Engaging retail shareholders
Simply monitoring and engaging with retail shareholders on social media will not be sufficient to inform or influence them. Corporate issuers need to understand their motivations and values. Companies engage regularly with institutional investors and retain proxy solicitors to analyze and influence their votes. The existing recordkeeping complexities associated with the retail shareholder chain of custody and the lack of retail shareholder engagement with electronic proxies, render engagement with retail shareholders very difficult. Corporate issuers and market intermediaries, as well as regulators, can and should fix these inefficiencies. The critical question in the meantime is whether there are alternatives that can be implemented today.
Collectivizing retail shareholders
One concept that has demonstrably improved retail shareholder engagement is retail investor associations, which have a long history in Germany. Essentially, these not-for-profit investor associations provide information on proxies, as well as proxy advice. They also liaise with the companies on behalf of their membership. Functionally, these associations reduce the cost of getting advice and they empower collective action at the retail level.
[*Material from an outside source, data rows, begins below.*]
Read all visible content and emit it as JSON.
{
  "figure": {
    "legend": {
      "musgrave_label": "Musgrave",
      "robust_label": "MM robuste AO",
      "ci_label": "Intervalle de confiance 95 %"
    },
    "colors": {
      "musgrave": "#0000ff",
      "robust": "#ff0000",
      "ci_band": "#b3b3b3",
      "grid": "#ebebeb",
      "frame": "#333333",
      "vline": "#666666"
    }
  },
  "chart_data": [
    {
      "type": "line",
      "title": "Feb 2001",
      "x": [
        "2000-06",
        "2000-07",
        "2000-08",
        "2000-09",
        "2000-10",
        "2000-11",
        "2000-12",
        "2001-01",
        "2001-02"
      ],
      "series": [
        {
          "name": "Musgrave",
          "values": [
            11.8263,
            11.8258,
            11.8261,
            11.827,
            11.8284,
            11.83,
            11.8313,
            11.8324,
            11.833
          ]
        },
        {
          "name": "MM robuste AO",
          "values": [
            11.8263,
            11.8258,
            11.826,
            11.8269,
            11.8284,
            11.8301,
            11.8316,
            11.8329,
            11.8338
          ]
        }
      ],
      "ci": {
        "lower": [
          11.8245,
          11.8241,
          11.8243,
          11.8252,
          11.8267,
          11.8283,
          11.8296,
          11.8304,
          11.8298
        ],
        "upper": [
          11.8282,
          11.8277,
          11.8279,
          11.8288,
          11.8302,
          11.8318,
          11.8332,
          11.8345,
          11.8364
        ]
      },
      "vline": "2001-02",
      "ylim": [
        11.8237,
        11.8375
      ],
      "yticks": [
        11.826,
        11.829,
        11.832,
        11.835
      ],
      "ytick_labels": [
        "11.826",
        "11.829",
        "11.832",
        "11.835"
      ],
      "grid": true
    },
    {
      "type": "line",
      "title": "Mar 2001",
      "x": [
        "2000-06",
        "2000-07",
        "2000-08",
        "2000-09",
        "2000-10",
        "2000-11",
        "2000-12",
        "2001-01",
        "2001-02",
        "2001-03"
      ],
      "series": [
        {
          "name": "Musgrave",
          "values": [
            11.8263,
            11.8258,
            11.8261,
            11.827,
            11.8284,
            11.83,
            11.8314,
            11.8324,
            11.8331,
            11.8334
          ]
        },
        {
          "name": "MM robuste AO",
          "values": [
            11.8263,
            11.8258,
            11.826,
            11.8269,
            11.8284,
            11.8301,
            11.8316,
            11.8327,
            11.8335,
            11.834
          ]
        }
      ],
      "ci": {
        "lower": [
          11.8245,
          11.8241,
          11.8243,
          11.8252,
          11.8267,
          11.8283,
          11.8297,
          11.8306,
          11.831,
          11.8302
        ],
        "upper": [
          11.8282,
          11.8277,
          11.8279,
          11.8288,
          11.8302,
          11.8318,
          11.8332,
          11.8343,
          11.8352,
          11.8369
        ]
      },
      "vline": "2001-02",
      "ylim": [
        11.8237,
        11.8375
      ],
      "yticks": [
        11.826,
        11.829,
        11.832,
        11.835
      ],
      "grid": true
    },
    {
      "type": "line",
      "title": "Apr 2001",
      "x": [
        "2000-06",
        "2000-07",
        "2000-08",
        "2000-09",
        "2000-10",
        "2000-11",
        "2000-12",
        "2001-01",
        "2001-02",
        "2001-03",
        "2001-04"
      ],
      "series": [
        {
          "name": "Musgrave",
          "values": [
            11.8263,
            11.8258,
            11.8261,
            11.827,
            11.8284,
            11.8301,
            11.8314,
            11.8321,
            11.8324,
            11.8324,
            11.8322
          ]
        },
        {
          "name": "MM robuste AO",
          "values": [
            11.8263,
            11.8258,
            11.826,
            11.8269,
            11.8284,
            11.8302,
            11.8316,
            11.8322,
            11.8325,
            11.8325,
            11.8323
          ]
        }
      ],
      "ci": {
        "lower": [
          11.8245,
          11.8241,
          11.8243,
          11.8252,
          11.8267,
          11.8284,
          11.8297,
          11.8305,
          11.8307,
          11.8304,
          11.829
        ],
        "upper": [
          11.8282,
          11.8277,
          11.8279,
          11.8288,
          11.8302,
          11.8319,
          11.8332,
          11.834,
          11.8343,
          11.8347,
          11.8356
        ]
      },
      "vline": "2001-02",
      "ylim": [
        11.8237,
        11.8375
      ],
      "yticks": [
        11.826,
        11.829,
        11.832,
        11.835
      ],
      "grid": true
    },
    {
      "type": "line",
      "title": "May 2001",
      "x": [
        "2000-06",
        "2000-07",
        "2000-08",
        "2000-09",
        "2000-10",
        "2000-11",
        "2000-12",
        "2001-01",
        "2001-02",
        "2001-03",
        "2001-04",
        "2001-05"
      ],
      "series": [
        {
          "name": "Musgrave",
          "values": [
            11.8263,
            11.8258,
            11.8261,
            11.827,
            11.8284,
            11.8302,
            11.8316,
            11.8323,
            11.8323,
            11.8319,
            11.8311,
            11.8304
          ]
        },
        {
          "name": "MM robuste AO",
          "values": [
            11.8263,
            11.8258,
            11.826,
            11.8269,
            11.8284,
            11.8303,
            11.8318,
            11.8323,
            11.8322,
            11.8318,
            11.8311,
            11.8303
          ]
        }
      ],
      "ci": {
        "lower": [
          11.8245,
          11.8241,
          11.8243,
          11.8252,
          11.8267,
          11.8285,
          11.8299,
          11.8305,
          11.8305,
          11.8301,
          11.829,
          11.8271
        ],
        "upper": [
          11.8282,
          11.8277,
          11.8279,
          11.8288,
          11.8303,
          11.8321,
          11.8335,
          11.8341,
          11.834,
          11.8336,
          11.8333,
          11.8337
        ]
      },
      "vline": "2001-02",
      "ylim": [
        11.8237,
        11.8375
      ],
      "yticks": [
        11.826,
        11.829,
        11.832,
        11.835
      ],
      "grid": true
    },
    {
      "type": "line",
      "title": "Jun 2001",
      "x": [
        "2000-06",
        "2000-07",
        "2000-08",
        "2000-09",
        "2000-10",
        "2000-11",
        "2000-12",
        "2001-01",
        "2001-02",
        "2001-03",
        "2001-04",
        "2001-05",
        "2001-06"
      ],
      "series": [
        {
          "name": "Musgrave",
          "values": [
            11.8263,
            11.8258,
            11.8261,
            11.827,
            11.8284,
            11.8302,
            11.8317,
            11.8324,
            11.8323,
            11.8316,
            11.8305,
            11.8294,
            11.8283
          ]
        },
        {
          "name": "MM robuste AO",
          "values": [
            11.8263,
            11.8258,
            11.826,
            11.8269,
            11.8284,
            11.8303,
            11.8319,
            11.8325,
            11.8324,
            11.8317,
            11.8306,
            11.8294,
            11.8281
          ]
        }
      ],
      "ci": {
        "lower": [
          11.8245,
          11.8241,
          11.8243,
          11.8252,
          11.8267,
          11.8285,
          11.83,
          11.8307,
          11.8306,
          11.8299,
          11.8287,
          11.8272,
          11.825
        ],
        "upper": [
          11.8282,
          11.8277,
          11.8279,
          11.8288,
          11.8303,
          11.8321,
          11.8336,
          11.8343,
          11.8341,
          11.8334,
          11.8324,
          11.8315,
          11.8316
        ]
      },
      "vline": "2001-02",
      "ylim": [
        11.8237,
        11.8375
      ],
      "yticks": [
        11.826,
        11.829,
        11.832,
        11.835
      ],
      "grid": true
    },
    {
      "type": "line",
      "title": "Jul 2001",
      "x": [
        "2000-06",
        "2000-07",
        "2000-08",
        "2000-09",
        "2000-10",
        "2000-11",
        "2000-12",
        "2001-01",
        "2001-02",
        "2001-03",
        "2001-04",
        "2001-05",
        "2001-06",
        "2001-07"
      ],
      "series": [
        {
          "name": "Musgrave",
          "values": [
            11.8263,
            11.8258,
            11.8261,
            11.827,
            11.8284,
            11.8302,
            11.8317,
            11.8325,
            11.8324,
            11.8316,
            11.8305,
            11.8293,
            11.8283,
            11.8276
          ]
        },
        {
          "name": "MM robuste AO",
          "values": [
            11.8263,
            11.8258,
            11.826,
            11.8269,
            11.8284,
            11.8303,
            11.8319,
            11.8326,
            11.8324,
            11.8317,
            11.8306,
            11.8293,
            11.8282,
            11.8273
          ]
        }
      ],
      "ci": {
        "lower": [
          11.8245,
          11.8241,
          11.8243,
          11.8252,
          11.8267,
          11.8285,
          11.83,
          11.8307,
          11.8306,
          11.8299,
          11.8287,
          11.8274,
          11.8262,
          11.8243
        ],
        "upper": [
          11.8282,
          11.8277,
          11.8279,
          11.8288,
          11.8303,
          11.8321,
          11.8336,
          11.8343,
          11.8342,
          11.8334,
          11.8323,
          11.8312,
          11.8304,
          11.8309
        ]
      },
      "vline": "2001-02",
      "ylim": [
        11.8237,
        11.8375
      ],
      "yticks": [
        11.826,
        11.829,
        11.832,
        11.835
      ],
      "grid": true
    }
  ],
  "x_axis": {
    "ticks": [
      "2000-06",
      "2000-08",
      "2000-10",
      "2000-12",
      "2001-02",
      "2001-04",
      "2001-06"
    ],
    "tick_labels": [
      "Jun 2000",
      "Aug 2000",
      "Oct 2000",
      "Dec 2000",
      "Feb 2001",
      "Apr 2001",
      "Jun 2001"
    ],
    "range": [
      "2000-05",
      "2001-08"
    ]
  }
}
One could envision digitally facilitated adaptation for the US market allowing retail shareholders to express their values and views, mapping these values to specific proxies as well as connecting the retail shareholder to other shareholders focused on the same issues. The retail shareholder receives a simply stated default voting position notification on their most important issues. The voter can opt-out or change the vote. The ability to connect shareholders with shared interests and provide them with an easy mechanism to record their interests, we can reduce the costs that hinder retail engagement. Over time, we can also improve corporate understanding of their retail investors and their motivations.